Courtside Acquisition Corp. to Acquire American Community Newspapers LLC
Thursday January 25, 2:00 pm ET
NEW YORK--(BUSINESS WIRE)--January 24, 2007: Courtside Acquisition Corp. ("Courtside") (AMEX: CRB - News), a specified purpose acquisition company, today announced that it has signed a definitive asset purchase agreement with American Community Newspapers LLC ("ACN"). Pursuant to the agreement, Courtside will acquire substantially all of the assets of ACN for $165.0 million. Courtside will also pay up to an additional $15 million in cash if newspaper cash flow for 2008 ranges from $19 million (at which level the contingent payment is $1 million) to $21 million or greater (at which level the contingent payment will be $15 million). In addition, if the Courtside stock price exceeds $8.50 per share for a specified period before July 7, 2009, ACN will receive an additional payment of $10 million. Following the closing of the transaction, expected in the second quarter of 2007, Courtside will be renamed American Community Newspapers Inc. and its securities are expected to trade on the American Stock Exchange. ACN is currently owned by Spire Capital Partners, L.P., Wachovia Capital Partners and members of ACN's senior management.
ACN is a group of 73 publications, comprised of 60 weekly suburban newspapers, three daily newspapers and 10 niche publications, and operates in three highly attractive U.S. markets: Minneapolis - St Paul, Dallas - Ft. Worth and suburban Washington DC - Northern Virginia. ACN's award winning group of publications reaches approximately 875,000 households in the suburban communities surrounding these major cities and enjoys market leading circulation penetration in each of its markets. ACN is focused on providing high quality, local editorial content to its readers and targeted advertising packages to local and national advertisers.
For the fiscal year ended December 31, 2006 (pro forma unaudited), ACN generated revenue of approximately $53.5 million and Newspaper Cash Flow and Adjusted EBITDA of approximately $14.4 million and $12.9 million respectively. ACN experienced a compounded annual growth rate in revenue and Adjusted EBITDA from 2004 to fiscal 2006 of 7.1% and 20.6%, respectively.
Following the closing of the transaction, Gene Carr will become the Chief Executive Officer and Chairman of the Board of Courtside. Dan Wilson will become Chief Financial Officer and Jeff Coolman will be the Vice President of Sales and Minneapolis Group Publisher of Courtside, holding the same positions they currently hold for ACN.
Gene Carr commented, "We are privileged to be able to continue our outstanding journalism and the commitment that we have in serving the needs of our readers, advertisers and other community constituents. ACN's dedicated staff of newspaper professionals has continued to produce award-winning newspapers and is widely recognized in the industry as one of the best at what they do in the suburban newspaper industry. The proposed transaction is a great opportunity for our staff and management. During the past 20 months, ACN has purchased four different newspaper groups and successfully launched new media operations in all of our markets. The new ownership structure in the public markets afford us increased resources and the ability to grow American Community Newspapers even faster by launching new newspapers in all three existing metro areas, to acquire other suburban newspapers in each market, as well as the ability to acquire or build similar suburban newspaper groups in other Top 50 markets in the U.S."

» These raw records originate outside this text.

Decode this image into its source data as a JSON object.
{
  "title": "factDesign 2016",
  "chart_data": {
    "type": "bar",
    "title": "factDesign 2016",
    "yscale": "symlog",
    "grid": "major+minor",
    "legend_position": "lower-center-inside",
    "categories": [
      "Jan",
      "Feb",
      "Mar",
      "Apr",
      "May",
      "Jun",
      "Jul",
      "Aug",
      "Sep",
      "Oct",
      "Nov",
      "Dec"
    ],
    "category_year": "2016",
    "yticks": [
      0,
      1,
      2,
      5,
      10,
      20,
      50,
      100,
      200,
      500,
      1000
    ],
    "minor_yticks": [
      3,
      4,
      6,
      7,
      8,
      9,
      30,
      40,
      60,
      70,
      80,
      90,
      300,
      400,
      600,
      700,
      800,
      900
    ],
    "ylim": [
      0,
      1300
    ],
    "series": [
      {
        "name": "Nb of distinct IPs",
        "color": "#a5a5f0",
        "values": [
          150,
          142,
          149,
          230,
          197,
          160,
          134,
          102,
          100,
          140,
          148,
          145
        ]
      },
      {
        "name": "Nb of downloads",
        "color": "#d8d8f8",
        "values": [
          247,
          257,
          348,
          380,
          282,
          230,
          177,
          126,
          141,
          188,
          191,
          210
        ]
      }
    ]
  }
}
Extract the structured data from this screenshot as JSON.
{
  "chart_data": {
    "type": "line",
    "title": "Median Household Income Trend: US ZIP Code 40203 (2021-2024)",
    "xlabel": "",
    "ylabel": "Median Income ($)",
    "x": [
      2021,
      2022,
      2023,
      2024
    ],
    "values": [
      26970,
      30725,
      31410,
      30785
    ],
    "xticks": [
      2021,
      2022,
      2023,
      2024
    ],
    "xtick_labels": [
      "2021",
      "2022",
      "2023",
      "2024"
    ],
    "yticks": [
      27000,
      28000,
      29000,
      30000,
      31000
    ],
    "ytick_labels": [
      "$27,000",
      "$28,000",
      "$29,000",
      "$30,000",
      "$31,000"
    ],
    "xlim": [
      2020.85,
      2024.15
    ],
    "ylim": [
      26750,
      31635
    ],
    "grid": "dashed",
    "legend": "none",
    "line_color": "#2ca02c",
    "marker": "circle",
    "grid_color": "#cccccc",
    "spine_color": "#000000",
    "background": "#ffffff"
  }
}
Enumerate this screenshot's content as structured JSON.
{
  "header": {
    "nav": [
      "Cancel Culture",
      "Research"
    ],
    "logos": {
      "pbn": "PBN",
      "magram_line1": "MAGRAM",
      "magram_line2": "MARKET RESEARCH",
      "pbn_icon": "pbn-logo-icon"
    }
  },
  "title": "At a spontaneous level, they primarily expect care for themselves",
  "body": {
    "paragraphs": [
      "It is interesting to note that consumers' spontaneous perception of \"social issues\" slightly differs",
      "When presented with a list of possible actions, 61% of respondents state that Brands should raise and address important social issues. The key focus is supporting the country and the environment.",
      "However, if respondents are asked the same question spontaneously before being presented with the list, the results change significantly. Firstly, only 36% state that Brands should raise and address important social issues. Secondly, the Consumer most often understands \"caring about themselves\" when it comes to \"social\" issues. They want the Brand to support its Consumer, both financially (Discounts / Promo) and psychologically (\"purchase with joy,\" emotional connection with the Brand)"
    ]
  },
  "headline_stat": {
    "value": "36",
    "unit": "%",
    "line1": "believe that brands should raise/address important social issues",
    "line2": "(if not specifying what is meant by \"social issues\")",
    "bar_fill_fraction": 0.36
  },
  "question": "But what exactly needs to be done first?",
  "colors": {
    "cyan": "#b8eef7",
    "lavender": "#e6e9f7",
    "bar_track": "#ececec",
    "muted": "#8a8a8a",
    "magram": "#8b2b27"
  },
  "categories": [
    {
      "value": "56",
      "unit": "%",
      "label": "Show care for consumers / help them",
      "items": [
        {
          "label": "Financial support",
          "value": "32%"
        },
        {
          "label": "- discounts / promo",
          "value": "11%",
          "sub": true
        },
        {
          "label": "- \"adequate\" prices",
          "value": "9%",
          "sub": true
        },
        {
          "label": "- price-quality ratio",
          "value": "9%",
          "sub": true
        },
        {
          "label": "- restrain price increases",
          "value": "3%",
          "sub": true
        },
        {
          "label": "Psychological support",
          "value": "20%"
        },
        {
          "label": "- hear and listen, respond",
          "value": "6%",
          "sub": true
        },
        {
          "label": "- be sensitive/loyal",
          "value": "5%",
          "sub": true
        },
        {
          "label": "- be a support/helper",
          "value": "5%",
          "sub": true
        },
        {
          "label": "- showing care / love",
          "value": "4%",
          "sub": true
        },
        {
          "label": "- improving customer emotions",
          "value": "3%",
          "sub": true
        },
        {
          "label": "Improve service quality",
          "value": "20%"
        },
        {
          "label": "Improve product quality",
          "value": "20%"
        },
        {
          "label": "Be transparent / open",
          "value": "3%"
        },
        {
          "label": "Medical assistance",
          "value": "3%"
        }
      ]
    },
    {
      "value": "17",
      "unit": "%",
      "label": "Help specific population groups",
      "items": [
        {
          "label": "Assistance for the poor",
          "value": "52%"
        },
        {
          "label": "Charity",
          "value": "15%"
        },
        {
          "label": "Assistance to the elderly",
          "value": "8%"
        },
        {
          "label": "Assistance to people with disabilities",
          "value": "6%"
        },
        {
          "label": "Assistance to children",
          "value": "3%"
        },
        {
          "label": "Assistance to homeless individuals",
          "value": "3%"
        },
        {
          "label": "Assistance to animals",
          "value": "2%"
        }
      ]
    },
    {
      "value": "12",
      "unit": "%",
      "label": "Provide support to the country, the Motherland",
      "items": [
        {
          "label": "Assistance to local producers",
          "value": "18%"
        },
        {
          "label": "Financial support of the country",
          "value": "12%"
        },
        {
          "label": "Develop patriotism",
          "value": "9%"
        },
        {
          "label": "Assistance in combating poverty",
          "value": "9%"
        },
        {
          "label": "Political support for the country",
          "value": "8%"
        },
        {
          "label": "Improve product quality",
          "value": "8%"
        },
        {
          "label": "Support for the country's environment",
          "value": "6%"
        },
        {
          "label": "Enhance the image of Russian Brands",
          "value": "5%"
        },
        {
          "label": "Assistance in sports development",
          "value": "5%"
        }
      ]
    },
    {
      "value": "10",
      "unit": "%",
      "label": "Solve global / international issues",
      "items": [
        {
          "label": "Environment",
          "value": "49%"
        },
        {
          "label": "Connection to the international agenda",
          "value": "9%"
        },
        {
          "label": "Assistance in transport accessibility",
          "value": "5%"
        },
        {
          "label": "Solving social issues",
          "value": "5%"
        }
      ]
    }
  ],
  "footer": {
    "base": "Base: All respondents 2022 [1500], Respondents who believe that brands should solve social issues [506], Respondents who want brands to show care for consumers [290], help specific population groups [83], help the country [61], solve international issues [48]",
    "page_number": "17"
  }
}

Messrs. Richard Goldstein and Bruce Greenwald, Chairman and President, respectively, of Courtside, noted, "Courtside was targeting a business combination in the entertainment, media and communications industries, which would serve as a growth platform. ACN is an ideal choice. It has outstanding assets, a strong record of revenue, newspaper cash flow and EBITDA growth, and in our view, the best management team in the industry, led by Gene Carr, Dan Wilson and Jeff Coolman. All three of these key executives have agreed to long term employment agreements with Gene becoming Chairman of our Board. We are confident in this team's ability to grow this already outstanding business. We fully expect that the combined resources of ACN's asset base and management's proven track record of performance will enable continued EBITDA and Newspaper Cash Flow growth in at least the mid teens."
The acquisition will be financed by Courtside's cash on hand, including approximately $77.0 million held in trust for the exclusive use of effectuating our business combination, and acquisition financing in excess of $100 million for which commitments have been received from BMO Capital Markets, acting as Sole Book Runner and Lead Arranger.
BMO Capital Markets served as principal financial advisor to Courtside in the transaction.
Courtside has received an opinion from Capitalink L.C., an independent investment banking firm, that the purchase price is fair, from a financial point of view, to Courtside's shareholders. The transaction is subject to Courtside's receiving stockholder approval of the transaction and customary closing conditions, including receipt of ACN's 2006 audited financial statements. The transaction is expected to close in the second quarter of 2007.